Friday, 1 May 2009

SQL Server 2008 Star Join Query Optimization

As Business Intelligence (BI) has become ever more important in helping business to maintain their competitive edge, the databases that handle BI queries have had to cope with a corresponding increase in their workload. Nowadays, it is not uncommon for queries that are run against large databases such as data warehouses and data marts to return millions of rows, and when you consider that these types of queries frequently involve joining multiple tables, it’s easy to see why users often experience extended query response times. SQL Server 2008 Enterprise Edition addresses this issue with a new feature called ‘Star Join Query Optimization’, which is a mechanism that uses bitmap filtering to improve the performance of certain types of queries by making the retrieval of rows from fact tables more efficient.
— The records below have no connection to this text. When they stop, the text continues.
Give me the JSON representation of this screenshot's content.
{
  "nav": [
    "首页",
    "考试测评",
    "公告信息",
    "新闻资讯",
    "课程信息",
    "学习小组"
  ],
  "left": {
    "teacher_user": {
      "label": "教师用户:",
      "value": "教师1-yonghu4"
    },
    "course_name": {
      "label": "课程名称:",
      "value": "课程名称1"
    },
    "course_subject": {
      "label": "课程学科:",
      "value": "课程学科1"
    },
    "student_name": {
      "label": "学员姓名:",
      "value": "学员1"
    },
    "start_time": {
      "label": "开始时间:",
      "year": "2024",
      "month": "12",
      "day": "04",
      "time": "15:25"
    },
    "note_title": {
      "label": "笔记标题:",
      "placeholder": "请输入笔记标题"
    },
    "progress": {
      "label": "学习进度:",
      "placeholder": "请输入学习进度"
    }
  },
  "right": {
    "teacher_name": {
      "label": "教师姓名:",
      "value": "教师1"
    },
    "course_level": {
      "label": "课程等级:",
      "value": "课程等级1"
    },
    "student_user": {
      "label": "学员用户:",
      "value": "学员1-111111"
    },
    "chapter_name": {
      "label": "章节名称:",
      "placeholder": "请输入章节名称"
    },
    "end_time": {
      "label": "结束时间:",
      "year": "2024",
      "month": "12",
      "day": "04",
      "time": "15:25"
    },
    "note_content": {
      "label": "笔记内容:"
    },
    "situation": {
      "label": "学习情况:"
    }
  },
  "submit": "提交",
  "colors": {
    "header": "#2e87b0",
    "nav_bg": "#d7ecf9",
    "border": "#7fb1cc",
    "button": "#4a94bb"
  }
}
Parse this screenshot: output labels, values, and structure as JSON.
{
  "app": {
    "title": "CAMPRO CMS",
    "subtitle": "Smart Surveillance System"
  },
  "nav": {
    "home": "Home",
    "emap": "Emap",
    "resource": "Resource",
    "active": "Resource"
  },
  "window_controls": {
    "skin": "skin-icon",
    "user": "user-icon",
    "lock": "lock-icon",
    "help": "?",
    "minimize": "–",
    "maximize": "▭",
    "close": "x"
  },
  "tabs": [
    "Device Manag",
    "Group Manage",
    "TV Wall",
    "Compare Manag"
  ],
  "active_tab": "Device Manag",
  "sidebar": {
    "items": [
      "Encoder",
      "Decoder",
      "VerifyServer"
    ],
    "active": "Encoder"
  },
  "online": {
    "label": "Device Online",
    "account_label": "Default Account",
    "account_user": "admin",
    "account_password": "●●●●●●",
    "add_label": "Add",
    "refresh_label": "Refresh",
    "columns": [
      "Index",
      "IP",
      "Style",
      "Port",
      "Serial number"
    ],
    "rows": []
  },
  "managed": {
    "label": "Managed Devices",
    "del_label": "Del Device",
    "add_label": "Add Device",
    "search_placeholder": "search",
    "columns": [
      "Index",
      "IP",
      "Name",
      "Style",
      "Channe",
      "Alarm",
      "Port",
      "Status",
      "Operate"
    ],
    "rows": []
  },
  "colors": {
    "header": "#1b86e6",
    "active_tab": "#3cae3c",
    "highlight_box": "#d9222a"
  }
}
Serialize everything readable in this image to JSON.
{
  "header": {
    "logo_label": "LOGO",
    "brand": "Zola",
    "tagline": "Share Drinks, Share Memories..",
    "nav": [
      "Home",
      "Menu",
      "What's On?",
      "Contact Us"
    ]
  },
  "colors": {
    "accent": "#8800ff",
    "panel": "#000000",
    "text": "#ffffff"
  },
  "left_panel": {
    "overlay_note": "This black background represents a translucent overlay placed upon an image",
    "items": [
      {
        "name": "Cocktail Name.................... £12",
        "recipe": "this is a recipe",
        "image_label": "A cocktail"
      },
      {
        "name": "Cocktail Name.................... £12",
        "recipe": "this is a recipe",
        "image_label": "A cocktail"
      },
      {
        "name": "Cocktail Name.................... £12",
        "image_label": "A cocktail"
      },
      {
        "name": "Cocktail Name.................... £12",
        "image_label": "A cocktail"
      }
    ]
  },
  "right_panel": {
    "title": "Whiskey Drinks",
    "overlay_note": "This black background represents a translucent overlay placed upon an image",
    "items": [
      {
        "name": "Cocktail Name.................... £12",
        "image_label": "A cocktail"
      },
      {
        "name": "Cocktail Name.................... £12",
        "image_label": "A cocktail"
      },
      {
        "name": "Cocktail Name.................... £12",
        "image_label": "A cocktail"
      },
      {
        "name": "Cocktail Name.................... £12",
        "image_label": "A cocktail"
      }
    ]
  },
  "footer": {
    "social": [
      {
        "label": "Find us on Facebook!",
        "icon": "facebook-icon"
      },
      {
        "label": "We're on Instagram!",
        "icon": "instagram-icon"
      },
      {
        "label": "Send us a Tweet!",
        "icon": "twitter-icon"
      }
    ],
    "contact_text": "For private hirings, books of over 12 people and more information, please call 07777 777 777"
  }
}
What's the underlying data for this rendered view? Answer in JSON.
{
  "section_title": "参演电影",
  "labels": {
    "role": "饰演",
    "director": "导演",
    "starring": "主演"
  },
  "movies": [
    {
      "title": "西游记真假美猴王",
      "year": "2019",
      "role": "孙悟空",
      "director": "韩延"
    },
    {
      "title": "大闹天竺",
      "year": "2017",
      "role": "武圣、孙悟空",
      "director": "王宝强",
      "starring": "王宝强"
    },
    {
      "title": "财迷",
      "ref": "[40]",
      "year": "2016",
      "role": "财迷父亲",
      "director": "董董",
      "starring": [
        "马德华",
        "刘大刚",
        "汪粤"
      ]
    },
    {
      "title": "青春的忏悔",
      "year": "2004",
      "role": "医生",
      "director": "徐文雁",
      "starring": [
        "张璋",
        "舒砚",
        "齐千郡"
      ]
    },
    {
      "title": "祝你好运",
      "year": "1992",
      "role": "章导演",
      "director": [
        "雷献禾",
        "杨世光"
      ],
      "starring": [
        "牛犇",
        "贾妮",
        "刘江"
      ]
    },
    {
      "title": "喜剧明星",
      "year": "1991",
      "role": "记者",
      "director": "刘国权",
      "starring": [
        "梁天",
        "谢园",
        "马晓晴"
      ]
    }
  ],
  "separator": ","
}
Improved Query Response Times
Data warehouses generally use dimensionally modelled star or snowflake schemas, which feature one or more fact tables that contain transactional data, and various dimension tables which contain the information (such as product data, customer information, and times and dates) that gives meaning to the fact table data. Foreign keys are usually used to maintain the relationships between the rows in fact tables and those in the dimension tables. SQL Server 2008 Enterprise can recognize databases that have star schemas and use the new Star Join Query logic to process queries against them more quickly, with the result that typical data warehouse queries run 15 to 20 percent faster on average.

Automatically Implemented
Star Join Query Optimization is implemented automatically by SQL Server, and requires no special database or application configuration. The query processor will usually elect to optimize queries that are of medium selectivity (that is, those that retrieve between approximately 10% and 75% of the rows from a fact table). Such queries are generally handled by using hash joins to join the dimension and fact tables, using the foreign keys to identify matching rows. Hash joins work by building a hash table for each dimension table referenced in the query, and the optimization process uses these hash tables to derive bitmap filters. Bitmap filters identify the key values from each dimension table that qualify for inclusion in the query. The bitmap filters are applied to the fact table as it is scanned and they act to eliminate the fact table rows that do not qualify for inclusion in the result set. The most selective bitmap filter is applied first because it eliminates the greatest number of rows. Because the eliminated rows require no further processing, subsequent filters do not have to be applied to them, and the efficiency of the process is improved.

Query Selectivity
Bitmap filtering improves performance in medium selectivity queries because it filters out rows early on, before any joins are implemented and as a result, the number of rows that are processed by each join is reduced. Bitmap filtering is not generally used when queries are very highly selective (returning fewer than 10% of the rows in a fact table) because a nested loop join will usually be more efficient. Likewise, on queries that are not very selective at all (returning more than 75% of the rows in a fact table), bitmap filtering will not be used because there are very few rows to be filtered out, so there is no performance benefit to be gained.

Integer Data Types
Star join optimization is most efficient when the columns used in joins are of the integer data type because this enables the filter to be applied as part of the initial table or index scan rather than at a later stage in the query plan. Because it is common practice to implement foreign key relationships by using integer based alternate key columns, the majority of queries should be able to benefit from star join optimization.